Spending referendum wholly unnecessary
Ocean Pines Association members will be asked at some point this spring whether the spending authority of the board of directors should be limited by requiring them to seek voter approval of any expenditure of $1 million or more.
On the surface, this might not sound that unreasonable. After all, the argument for taking major spending matters to referendum contends that it would ensure fiscal restraint and board accountability.
In some respects, however, it would be like wearing galoshes over your boots … just in case.

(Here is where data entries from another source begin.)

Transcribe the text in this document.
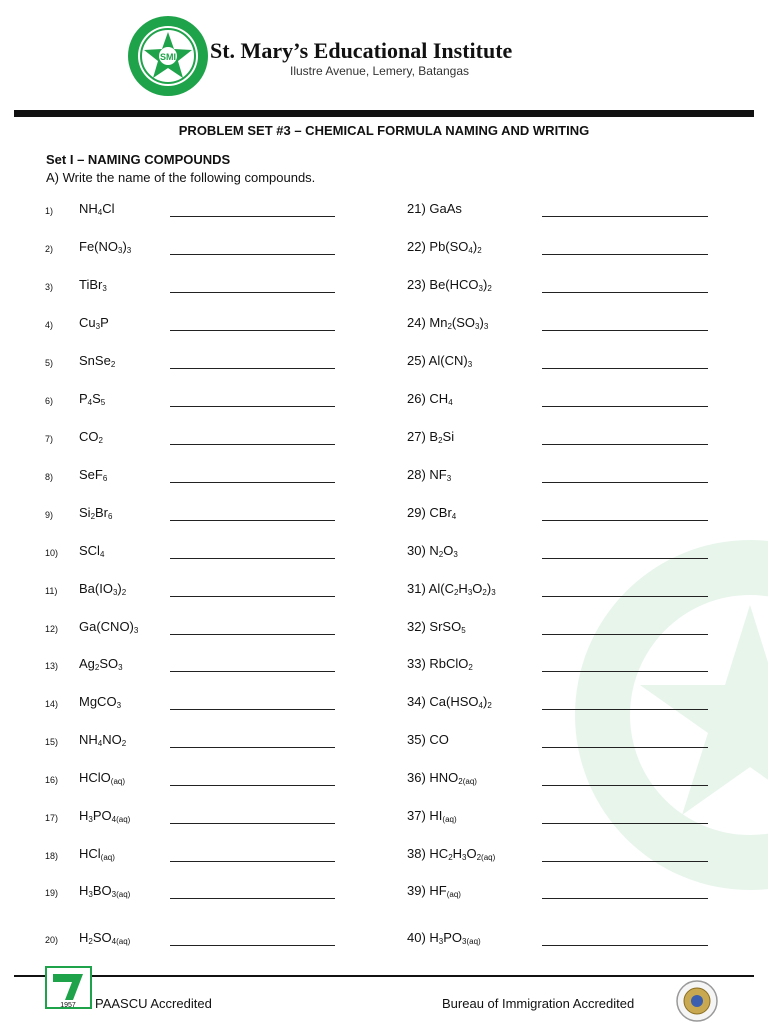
SMI St. Mary’s Educational Institute
Ilustre Avenue, Lemery, Batangas
PROBLEM SET #3 – CHEMICAL FORMULA NAMING AND WRITING
Set I – NAMING COMPOUNDS
A) Write the name of the following compounds.
1) $NH_4Cl$
2) $Fe(NO_3)_3$
3) TiBr$_3$
4) $Cu_3P$
5) SnSe$_2$
6) $P_4S_5$
7) $CO_2$
8) SeF$_6$
9) $Si_2Br_6$
10) SCl$_4$
11) $Ba(IO_3)_2$
12) $Ga(CNO)_3$
13) $Ag_2SO_3$
14) MgCO$_3$
15) $NH_4NO_2$
16) HClO$_{(aq)}$
17) $H_3PO_{4(aq)}$
18) HCl$_{(aq)}$
19) $H_3BO_{3(aq)}$
20) $H_2SO_{4(aq)}$
21) GaAs
22) $Pb(SO_4)_2$
23) $Be(HCO_3)_2$
24) $Mn_2(SO_3)_3$
25) $Al(CN)_3$
26) $CH_4$
27) $B_2Si$
28) $NF_3$
29) CBr$_4$
30) $N_2O_3$
31) $Al(C_2H_3O_2)_3$
32) SrSO$_5$
33) RbClO$_2$
34) $Ca(HSO_4)_2$
35) CO
36) $HNO_{2(aq)}$
37) $HI_{(aq)}$
38) $HC_2H_3O_{2(aq)}$
39) $HF_{(aq)}$
40) $H_3PO_{3(aq)}$
1957 PAASCU Accredited	Bureau of Immigration Accredited
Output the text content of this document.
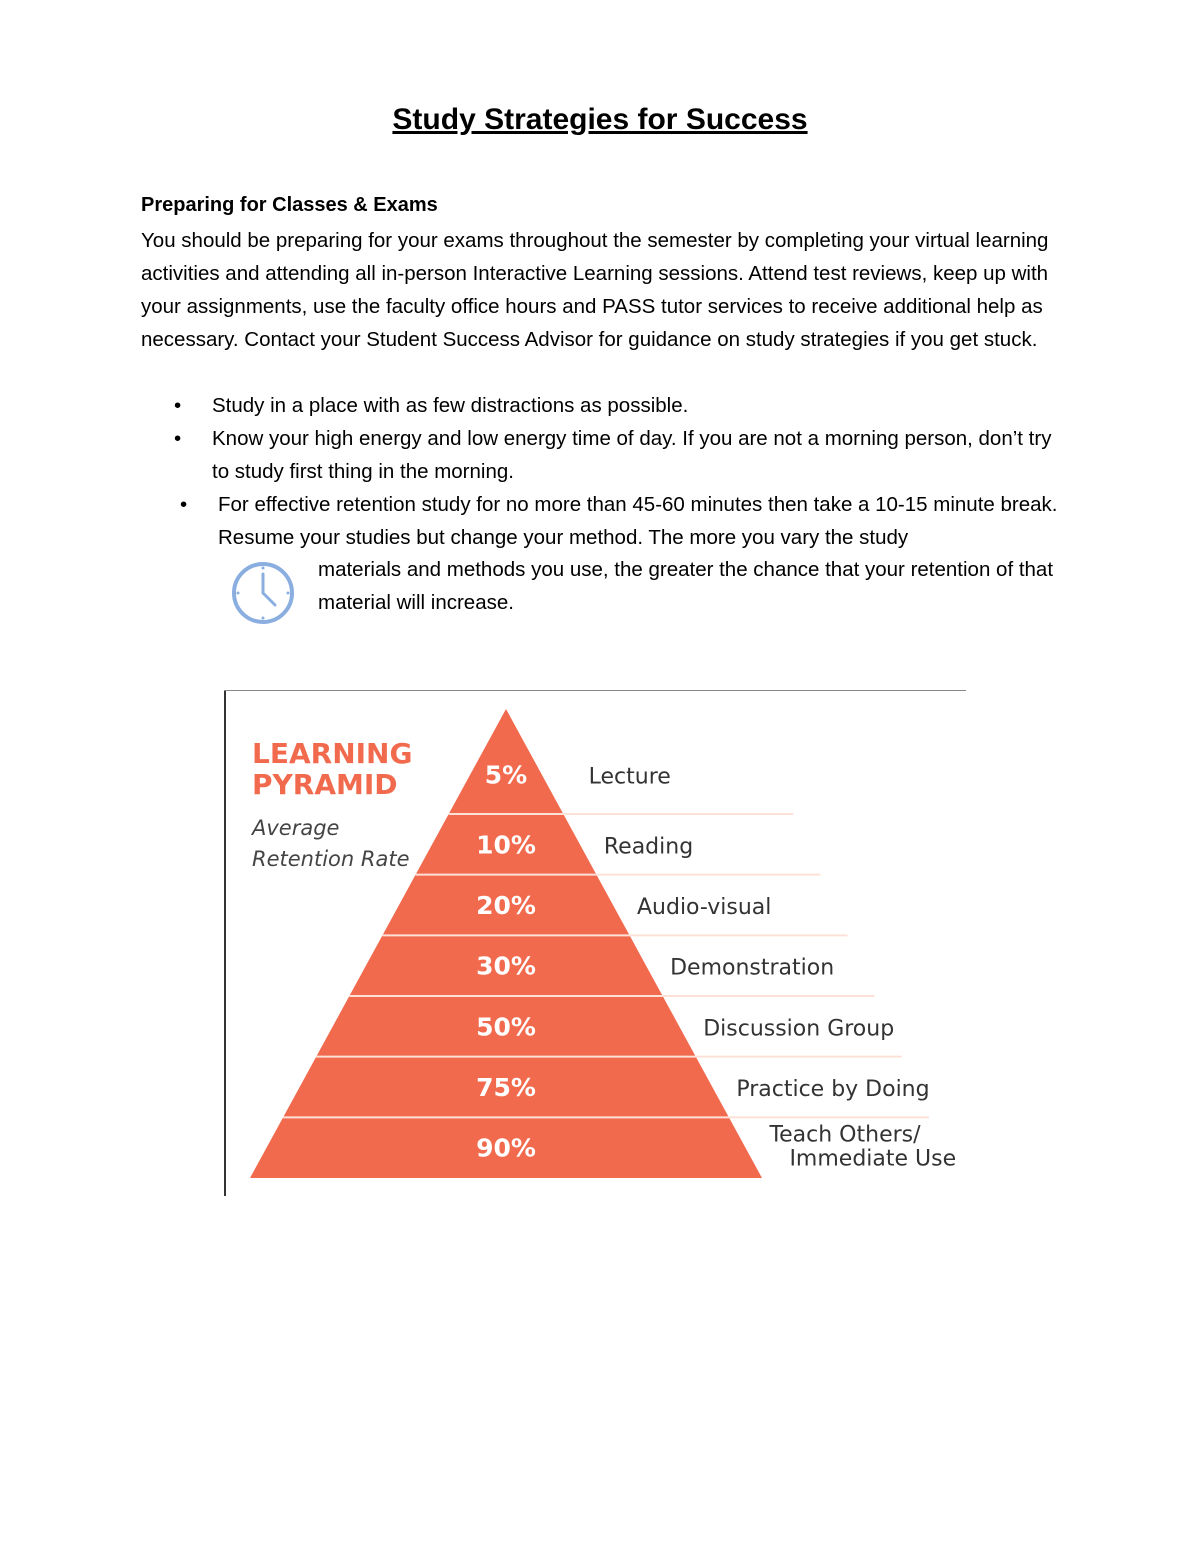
Study Strategies for Success

Preparing for Classes & Exams

You should be preparing for your exams throughout the semester by completing your virtual learning activities and attending all in-person Interactive Learning sessions. Attend test reviews, keep up with your assignments, use the faculty office hours and PASS tutor services to receive additional help as necessary. Contact your Student Success Advisor for guidance on study strategies if you get stuck.

• Study in a place with as few distractions as possible.
• Know your high energy and low energy time of day. If you are not a morning person, don’t try to study first thing in the morning.
• For effective retention study for no more than 45-60 minutes then take a 10-15 minute break. Resume your studies but change your method. The more you vary the study
materials and methods you use, the greater the chance that your retention of that material will increase.
LEARNING
PYRAMID
Average
Retention Rate
5%	Lecture
10%	Reading
20%	Audio-visual
30%	Demonstration
50%	Discussion Group
75%	Practice by Doing
90%	Teach Others/
Immediate Use
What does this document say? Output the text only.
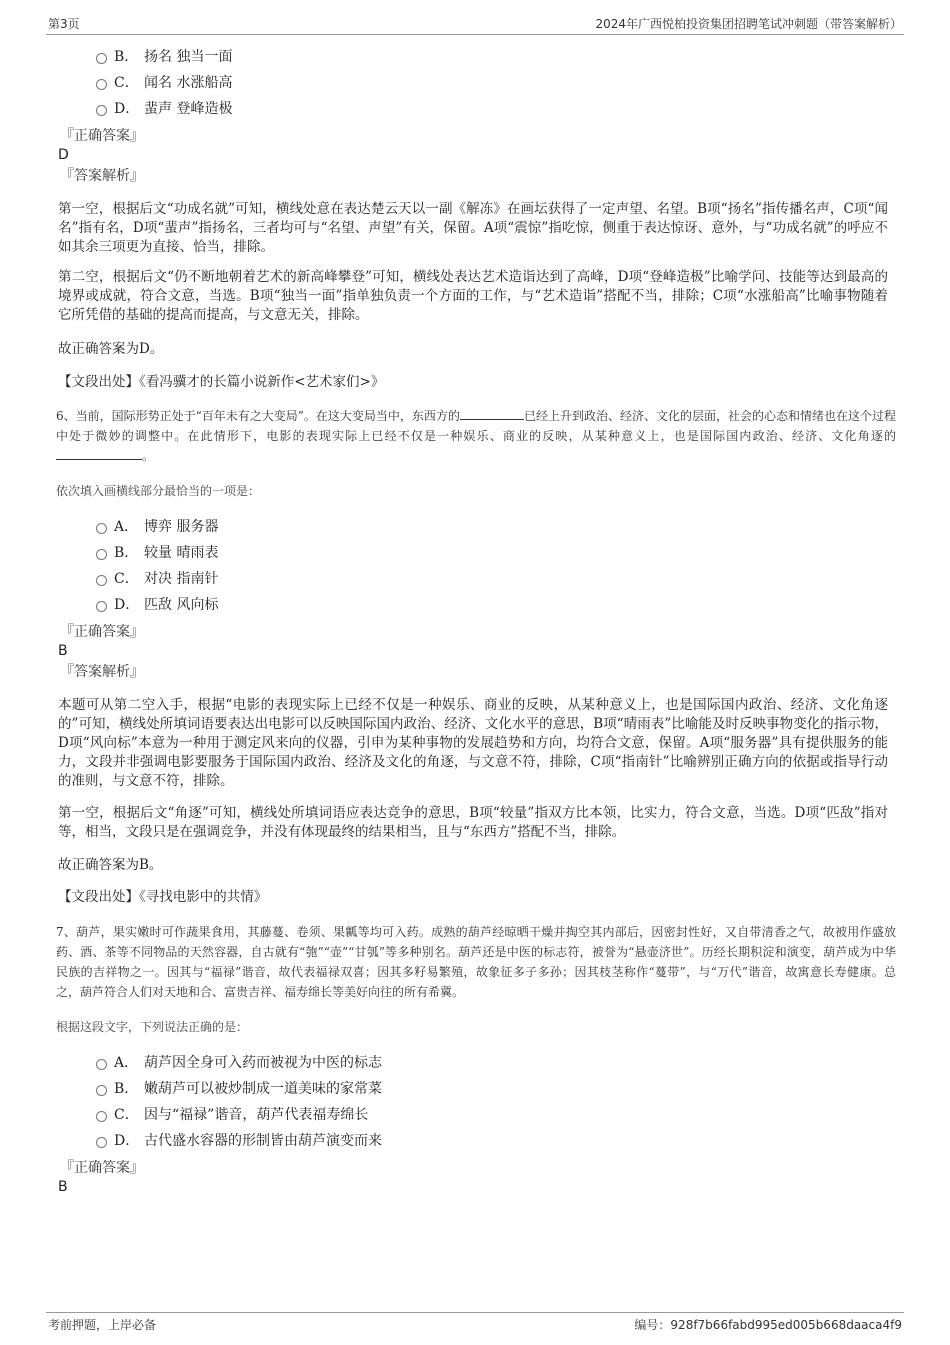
第3页	2024年广西悦柏投资集团招聘笔试冲刺题（带答案解析）
B． 扬名 独当一面
C． 闻名 水涨船高
D． 蜚声 登峰造极
『正确答案』
D
『答案解析』
第一空，根据后文“功成名就”可知，横线处意在表达楚云天以一副《解冻》在画坛获得了一定声望、名望。B项“扬名”指传播名声，C项“闻名”指有名，D项“蜚声”指扬名，三者均可与“名望、声望”有关，保留。A项“震惊”指吃惊，侧重于表达惊讶、意外，与“功成名就”的呼应不如其余三项更为直接、恰当，排除。
第二空，根据后文“仍不断地朝着艺术的新高峰攀登”可知，横线处表达艺术造诣达到了高峰，D项“登峰造极”比喻学问、技能等达到最高的境界或成就，符合文意，当选。B项“独当一面”指单独负责一个方面的工作，与“艺术造诣”搭配不当，排除；C项“水涨船高”比喻事物随着它所凭借的基础的提高而提高，与文意无关，排除。
故正确答案为D。
【文段出处】《看冯骥才的长篇小说新作<艺术家们>》
6、当前，国际形势正处于“百年未有之大变局”。在这大变局当中，东西方的	已经上升到政治、经济、文化的层面，社会的心态和情绪也在这个过程中处于微妙的调整中。在此情形下，电影的表现实际上已经不仅是一种娱乐、商业的反映，从某种意义上，也是国际国内政治、经济、文化角逐的。
依次填入画横线部分最恰当的一项是：
A． 博弈 服务器
B． 较量 晴雨表
C． 对决 指南针
D． 匹敌 风向标
『正确答案』
B
『答案解析』
本题可从第二空入手，根据“电影的表现实际上已经不仅是一种娱乐、商业的反映，从某种意义上，也是国际国内政治、经济、文化角逐的”可知，横线处所填词语要表达出电影可以反映国际国内政治、经济、文化水平的意思，B项“晴雨表”比喻能及时反映事物变化的指示物，D项“风向标”本意为一种用于测定风来向的仪器，引申为某种事物的发展趋势和方向，均符合文意，保留。A项“服务器”具有提供服务的能力，文段并非强调电影要服务于国际国内政治、经济及文化的角逐，与文意不符，排除，C项“指南针”比喻辨别正确方向的依据或指导行动的准则，与文意不符，排除。
第一空，根据后文“角逐”可知，横线处所填词语应表达竞争的意思，B项“较量”指双方比本领，比实力，符合文意，当选。D项“匹敌”指对等，相当，文段只是在强调竞争，并没有体现最终的结果相当，且与“东西方”搭配不当，排除。
故正确答案为B。
【文段出处】《寻找电影中的共情》
7、葫芦，果实嫩时可作蔬果食用，其藤蔓、卷须、果瓤等均可入药。成熟的葫芦经晾晒干燥并掏空其内部后，因密封性好，又自带清香之气，故被用作盛放药、酒、茶等不同物品的天然容器，自古就有“匏”“壶”“甘瓠”等多种别名。葫芦还是中医的标志符，被誉为“悬壶济世”。历经长期积淀和演变，葫芦成为中华民族的吉祥物之一。因其与“福禄”谐音，故代表福禄双喜；因其多籽易繁殖，故象征多子多孙；因其枝茎称作“蔓带”，与“万代”谐音，故寓意长寿健康。总之，葫芦符合人们对天地和合、富贵吉祥、福寿绵长等美好向往的所有希冀。
根据这段文字，下列说法正确的是：
A． 葫芦因全身可入药而被视为中医的标志
B． 嫩葫芦可以被炒制成一道美味的家常菜
C． 因与“福禄”谐音，葫芦代表福寿绵长
D． 古代盛水容器的形制皆由葫芦演变而来
『正确答案』
B
考前押题，上岸必备	编号：928f7b66fabd995ed005b668daaca4f9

In essence, what the pro-referendum argument says about current and future boards of directors, “We trust you enough to elect you to the board, but we don’t trust you enough to allow you to make major decisions.”
It would seem that if voters routinely elect untrustworthy people, that says as much about the voters as it does about whomever they put in office.
The fact is that the public already has control over board actions and votes, but all too often fails to exercise it by not attending meetings, expressing its opinions, and keeping itself informed of the directors’ decisions and discussions.
Because of that, tying spending limits to a referendum proposes to give association members a second chance at informing themselves on a specific issue they should have been aware of before any decision was made.
Although referendums on spending would be an element of representative democracy, it is really a patch to cover over a hole in the process that the public should having been filling all along.
The association structure is complicated enough as it is, with committee after committee studying, planning and recommending this or that action.
Although that approach provides expertise at no cost to members, the downside is that it can be a somewhat cumbersome way of doing things. Adding one more level of community oversight via the spending referendum would unnecessarily complicate the process.